The Build Cache Was Not Broken

· docker, ci

A slow Docker build is easy to blame on Docker.

I have done it. The build takes too long, the cache does not hit, CI burns time, and the first reaction is: BuildKit is bad, the runner is slow, the registry is slow, everything is slow.

But most of the time the cache is not broken. The Dockerfile is just asking the cache to do impossible work.

The cache is simple. It looks at the inputs for a layer. If they changed, it rebuilds the layer and everything after it. It does not know that a change is “small”. It does not know that a version string is “only metadata”. It only sees changed input.

That is the whole game.

Volatile values near the top are poison

This is a common mistake:

FROM node:22

ARG GIT_SHA
ENV GIT_SHA=$GIT_SHA

WORKDIR /app
COPY . .
RUN npm ci
RUN npm run build

It looks normal. It is also a cache killer.

GIT_SHA changes on every commit. Because it is near the top, every layer after it becomes dirty. Then COPY . . copies the whole repository before npm ci, so almost any file change can invalidate dependency install.

The cache is not being stupid. It is doing exactly what the Dockerfile says.

A better shape is boring:

FROM node:22 AS deps
WORKDIR /app
COPY package.json package-lock.json ./
RUN npm ci

FROM deps AS build
COPY . .
RUN npm run build

FROM node:22-slim AS runtime
WORKDIR /app
COPY --from=build /app/dist ./dist

ARG GIT_SHA
LABEL org.opencontainers.image.revision=$GIT_SHA

The lockfile controls dependency install. Source code controls the build. Metadata is added late.

Nothing clever. Just honest inputs.

COPY order is part of the architecture

People often treat Dockerfile order like formatting. It is not formatting.

This line:

COPY . .

is a very big statement. It says every file in the repository is an input to the next layer.

If the next layer installs dependencies, then your README, tests, docs, and local scripts now all decide whether dependencies must be installed again.

That is usually wrong.

This is better:

COPY package.json pnpm-lock.yaml ./
RUN pnpm install --frozen-lockfile

COPY . .
RUN pnpm build

Now the dependency layer depends on the files that actually describe dependencies.

This sounds obvious because it is obvious. Many good performance fixes are like that. They are not genius. They are just the system finally telling the truth.

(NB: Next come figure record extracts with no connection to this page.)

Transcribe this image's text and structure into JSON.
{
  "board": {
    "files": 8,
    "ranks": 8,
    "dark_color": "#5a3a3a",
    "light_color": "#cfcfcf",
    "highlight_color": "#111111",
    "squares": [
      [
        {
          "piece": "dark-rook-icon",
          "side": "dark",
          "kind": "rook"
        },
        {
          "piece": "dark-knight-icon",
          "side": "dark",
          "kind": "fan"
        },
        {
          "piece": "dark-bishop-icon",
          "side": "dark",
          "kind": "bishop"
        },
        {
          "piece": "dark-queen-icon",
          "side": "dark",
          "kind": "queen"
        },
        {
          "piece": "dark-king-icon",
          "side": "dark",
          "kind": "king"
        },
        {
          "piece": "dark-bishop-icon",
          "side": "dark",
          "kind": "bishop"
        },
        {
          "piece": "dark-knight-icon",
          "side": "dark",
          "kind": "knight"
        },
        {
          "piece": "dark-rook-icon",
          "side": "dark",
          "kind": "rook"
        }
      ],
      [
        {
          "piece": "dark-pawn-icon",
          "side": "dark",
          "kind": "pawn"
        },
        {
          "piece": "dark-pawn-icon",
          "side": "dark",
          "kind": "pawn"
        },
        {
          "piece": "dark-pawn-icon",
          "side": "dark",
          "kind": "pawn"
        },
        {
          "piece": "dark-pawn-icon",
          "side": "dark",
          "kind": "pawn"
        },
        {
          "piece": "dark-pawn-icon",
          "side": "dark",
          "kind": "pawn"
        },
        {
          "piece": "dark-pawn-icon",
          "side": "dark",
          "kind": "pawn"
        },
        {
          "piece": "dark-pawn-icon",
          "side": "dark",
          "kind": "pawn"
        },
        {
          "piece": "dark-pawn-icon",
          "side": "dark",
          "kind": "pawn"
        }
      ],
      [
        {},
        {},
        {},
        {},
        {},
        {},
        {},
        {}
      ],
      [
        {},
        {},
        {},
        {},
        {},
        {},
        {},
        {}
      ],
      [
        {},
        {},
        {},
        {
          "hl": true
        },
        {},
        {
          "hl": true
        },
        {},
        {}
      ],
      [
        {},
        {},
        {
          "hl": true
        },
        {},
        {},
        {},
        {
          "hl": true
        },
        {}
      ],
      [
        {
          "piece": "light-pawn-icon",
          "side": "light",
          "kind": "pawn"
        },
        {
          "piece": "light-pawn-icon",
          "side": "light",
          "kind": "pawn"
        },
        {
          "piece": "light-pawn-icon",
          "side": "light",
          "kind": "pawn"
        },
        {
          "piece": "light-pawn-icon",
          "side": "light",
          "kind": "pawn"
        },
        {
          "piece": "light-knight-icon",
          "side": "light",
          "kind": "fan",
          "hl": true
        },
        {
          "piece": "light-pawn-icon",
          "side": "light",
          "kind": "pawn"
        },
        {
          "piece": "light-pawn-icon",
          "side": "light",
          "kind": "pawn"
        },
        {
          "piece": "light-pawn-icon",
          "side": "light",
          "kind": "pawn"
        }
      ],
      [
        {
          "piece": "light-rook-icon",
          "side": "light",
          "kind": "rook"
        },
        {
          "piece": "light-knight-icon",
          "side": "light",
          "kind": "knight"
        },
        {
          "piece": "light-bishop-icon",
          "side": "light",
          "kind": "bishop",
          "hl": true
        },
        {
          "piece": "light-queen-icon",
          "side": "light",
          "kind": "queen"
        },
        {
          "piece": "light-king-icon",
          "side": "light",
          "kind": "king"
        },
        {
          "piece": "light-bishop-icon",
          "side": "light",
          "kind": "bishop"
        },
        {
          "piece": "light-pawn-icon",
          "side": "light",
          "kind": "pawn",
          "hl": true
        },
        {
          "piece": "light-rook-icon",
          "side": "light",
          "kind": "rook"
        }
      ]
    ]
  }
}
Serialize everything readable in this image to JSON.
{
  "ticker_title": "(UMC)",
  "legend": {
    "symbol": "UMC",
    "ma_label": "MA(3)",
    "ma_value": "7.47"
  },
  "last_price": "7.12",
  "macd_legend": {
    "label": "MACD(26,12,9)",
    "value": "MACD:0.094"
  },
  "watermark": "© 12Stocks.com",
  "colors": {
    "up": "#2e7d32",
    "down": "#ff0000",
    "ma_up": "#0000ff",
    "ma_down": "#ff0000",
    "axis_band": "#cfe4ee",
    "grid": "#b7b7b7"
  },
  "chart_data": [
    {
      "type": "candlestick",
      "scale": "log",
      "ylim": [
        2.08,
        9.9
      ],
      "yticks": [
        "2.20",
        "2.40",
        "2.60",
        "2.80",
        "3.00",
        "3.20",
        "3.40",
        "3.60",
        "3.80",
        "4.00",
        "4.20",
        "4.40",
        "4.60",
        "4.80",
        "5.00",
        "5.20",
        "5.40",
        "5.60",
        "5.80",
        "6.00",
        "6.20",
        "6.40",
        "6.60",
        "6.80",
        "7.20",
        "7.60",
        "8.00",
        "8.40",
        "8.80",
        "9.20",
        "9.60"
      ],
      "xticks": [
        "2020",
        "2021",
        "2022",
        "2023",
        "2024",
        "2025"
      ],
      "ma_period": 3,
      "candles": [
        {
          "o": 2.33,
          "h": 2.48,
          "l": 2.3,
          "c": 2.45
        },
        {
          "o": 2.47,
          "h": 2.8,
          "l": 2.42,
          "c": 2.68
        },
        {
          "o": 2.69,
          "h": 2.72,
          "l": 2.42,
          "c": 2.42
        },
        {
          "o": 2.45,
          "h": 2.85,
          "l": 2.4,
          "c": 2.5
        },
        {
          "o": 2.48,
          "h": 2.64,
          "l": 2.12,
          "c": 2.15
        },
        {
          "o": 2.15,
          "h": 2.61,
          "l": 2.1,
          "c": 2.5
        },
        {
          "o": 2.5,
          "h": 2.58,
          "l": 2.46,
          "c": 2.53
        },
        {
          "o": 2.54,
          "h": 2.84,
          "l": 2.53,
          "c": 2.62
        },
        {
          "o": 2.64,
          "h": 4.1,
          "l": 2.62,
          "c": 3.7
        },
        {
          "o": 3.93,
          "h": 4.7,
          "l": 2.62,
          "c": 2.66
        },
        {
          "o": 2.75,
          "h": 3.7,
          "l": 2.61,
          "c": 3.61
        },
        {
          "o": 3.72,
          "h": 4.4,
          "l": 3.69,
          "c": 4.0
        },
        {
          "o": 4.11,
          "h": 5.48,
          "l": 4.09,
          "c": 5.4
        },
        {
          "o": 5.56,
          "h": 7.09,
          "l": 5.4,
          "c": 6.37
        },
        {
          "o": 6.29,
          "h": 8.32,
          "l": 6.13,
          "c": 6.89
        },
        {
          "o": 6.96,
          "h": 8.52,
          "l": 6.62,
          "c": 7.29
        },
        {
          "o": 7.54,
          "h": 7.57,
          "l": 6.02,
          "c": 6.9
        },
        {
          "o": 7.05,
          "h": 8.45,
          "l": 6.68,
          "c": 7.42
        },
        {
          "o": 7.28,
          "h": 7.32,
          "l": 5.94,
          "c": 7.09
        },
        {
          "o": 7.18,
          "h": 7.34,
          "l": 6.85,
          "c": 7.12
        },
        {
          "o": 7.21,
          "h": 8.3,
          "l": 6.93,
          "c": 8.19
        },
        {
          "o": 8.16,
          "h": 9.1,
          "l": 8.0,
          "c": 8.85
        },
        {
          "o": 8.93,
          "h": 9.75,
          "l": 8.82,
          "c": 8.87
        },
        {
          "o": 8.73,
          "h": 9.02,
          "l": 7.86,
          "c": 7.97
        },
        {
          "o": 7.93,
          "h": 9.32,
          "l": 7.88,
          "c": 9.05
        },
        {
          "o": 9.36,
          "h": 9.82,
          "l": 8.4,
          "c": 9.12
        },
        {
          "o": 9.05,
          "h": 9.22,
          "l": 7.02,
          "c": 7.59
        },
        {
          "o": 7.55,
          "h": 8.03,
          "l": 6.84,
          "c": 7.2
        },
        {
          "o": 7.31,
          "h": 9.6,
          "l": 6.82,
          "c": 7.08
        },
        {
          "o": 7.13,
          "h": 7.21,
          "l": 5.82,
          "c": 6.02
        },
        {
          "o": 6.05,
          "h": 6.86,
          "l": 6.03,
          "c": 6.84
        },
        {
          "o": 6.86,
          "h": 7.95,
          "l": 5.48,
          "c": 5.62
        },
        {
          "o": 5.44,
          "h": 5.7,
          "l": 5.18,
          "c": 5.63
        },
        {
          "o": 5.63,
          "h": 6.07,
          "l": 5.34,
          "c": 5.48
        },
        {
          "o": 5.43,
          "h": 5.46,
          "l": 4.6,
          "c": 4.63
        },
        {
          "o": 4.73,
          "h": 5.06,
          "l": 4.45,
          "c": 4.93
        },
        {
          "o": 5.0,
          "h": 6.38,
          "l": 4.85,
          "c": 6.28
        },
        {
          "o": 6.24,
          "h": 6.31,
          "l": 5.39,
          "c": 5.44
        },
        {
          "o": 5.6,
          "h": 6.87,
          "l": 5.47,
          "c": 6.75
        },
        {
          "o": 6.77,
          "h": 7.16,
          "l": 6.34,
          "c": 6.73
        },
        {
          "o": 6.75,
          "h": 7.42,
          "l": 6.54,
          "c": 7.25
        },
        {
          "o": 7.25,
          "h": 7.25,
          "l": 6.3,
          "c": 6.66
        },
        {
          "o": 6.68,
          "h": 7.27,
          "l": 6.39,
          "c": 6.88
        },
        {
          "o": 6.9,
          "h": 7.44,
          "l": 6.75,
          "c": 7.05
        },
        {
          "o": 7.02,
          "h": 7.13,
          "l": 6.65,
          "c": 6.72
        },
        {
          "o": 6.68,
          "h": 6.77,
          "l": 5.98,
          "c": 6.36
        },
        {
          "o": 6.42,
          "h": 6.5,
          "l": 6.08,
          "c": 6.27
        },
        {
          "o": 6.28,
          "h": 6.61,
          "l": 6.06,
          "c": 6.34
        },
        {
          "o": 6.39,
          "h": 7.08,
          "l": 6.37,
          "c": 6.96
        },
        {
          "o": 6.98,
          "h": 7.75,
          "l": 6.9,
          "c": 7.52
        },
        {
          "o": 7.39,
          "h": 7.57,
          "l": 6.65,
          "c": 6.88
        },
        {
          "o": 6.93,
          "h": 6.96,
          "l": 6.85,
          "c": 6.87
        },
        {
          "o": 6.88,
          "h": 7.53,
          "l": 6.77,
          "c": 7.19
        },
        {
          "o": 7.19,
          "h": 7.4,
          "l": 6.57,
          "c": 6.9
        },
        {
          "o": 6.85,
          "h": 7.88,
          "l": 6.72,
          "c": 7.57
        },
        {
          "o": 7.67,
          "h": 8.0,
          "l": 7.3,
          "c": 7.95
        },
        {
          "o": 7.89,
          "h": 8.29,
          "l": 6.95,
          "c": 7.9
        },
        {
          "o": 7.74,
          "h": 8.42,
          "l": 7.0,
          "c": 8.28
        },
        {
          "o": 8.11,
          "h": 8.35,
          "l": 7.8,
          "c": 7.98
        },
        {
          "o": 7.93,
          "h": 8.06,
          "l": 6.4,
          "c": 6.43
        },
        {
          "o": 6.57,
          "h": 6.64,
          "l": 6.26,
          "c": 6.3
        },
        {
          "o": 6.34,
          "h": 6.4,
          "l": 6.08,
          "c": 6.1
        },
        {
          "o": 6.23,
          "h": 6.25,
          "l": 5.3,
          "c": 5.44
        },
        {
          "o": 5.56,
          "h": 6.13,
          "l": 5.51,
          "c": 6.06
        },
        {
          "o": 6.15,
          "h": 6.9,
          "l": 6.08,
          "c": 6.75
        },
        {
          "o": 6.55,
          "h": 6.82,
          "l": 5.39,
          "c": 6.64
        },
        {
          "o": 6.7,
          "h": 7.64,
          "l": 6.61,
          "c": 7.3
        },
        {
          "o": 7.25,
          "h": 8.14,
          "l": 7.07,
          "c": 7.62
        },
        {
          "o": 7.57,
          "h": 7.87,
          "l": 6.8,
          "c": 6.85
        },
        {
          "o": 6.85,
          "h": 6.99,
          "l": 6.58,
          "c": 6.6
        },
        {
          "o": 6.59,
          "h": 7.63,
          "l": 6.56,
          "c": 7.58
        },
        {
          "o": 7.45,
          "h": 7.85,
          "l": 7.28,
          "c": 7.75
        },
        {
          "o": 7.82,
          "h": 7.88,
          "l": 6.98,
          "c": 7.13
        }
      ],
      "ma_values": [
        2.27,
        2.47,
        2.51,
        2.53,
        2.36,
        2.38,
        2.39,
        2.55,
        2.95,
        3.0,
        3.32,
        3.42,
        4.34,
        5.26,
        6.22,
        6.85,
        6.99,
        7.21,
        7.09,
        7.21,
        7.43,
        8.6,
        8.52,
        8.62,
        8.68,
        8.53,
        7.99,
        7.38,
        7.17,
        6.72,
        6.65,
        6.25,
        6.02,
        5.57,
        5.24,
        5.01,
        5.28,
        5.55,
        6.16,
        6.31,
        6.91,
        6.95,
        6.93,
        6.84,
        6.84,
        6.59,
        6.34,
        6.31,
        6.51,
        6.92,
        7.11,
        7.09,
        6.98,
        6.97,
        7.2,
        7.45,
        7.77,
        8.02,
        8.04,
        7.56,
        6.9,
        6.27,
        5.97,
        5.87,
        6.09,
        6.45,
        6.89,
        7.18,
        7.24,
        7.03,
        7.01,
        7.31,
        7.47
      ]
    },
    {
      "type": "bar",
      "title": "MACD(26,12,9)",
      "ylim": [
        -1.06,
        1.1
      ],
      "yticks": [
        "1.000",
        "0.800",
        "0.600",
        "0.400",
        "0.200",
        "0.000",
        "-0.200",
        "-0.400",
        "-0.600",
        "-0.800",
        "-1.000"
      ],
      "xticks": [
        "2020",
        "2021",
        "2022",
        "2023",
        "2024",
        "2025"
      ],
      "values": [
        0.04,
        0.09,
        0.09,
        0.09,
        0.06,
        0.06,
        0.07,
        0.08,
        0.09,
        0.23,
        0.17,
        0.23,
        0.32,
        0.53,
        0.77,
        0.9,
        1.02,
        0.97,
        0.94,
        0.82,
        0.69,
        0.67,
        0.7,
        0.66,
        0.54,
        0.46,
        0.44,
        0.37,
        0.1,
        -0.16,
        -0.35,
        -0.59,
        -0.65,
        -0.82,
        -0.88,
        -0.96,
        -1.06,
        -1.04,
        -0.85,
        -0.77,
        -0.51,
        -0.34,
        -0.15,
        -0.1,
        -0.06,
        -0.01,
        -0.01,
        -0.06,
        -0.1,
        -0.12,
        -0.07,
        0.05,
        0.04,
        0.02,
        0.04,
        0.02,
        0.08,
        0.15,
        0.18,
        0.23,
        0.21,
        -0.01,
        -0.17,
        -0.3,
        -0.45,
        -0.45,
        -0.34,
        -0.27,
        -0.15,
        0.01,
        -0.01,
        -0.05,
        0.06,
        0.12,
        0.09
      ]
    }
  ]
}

Do not install everything just to remove half of it

Another pattern I dislike:

RUN npm ci
RUN npm run build
RUN npm prune --omit=dev

It works. It also makes the package manager do extra work.

You install the full dependency tree, build the app, then ask the package manager to cut the tree down for runtime. For small projects this is fine. For bigger projects it becomes slow and noisy.

A cleaner version is to separate build dependencies from runtime dependencies:

FROM node:22 AS prod-deps
WORKDIR /app
COPY package.json package-lock.json ./
RUN npm ci --omit=dev

FROM node:22 AS build-deps
WORKDIR /app
COPY package.json package-lock.json ./
RUN npm ci

FROM build-deps AS build
COPY . .
RUN npm run build

FROM node:22-slim AS runtime
WORKDIR /app
COPY --from=prod-deps /app/node_modules ./node_modules
COPY --from=build /app/dist ./dist

More stages. Less confusion.

The runtime image gets runtime dependencies. The build stage gets build dependencies. There is no cleanup step pretending to be architecture.

Cache mounts are not exciting, but they help

Package managers already have caches. npm, pnpm, Go, Cargo, pip — they all try to avoid downloading the same things again.

But in CI, those caches often disappear on every run.

BuildKit cache mounts fix that:

RUN --mount=type=cache,target=/root/.npm npm ci

or:

RUN --mount=type=cache,target=/pnpm/store pnpm install --frozen-lockfile

This is not a big idea. It is just giving the package manager a stable place to keep work it already knows how to reuse.

Boring. Useful. Exactly the kind of thing CI needs.

The build gets faster when the graph gets honest

When a build is slow, ask simple questions:

  • Does this layer depend on the layer above it?
  • Does this ARG need to be this early?
  • Does changing source code really require installing dependencies again?
  • Does the runtime image need build tools?
  • Are we copying too much too soon?

These questions are not fancy. But they find real problems.

A Docker build is a dependency graph written as a file. If the graph lies, the cache suffers. If the graph is honest, the cache starts working.

The cache was not broken.

We just kept changing its inputs and acting surprised when it rebuilt things.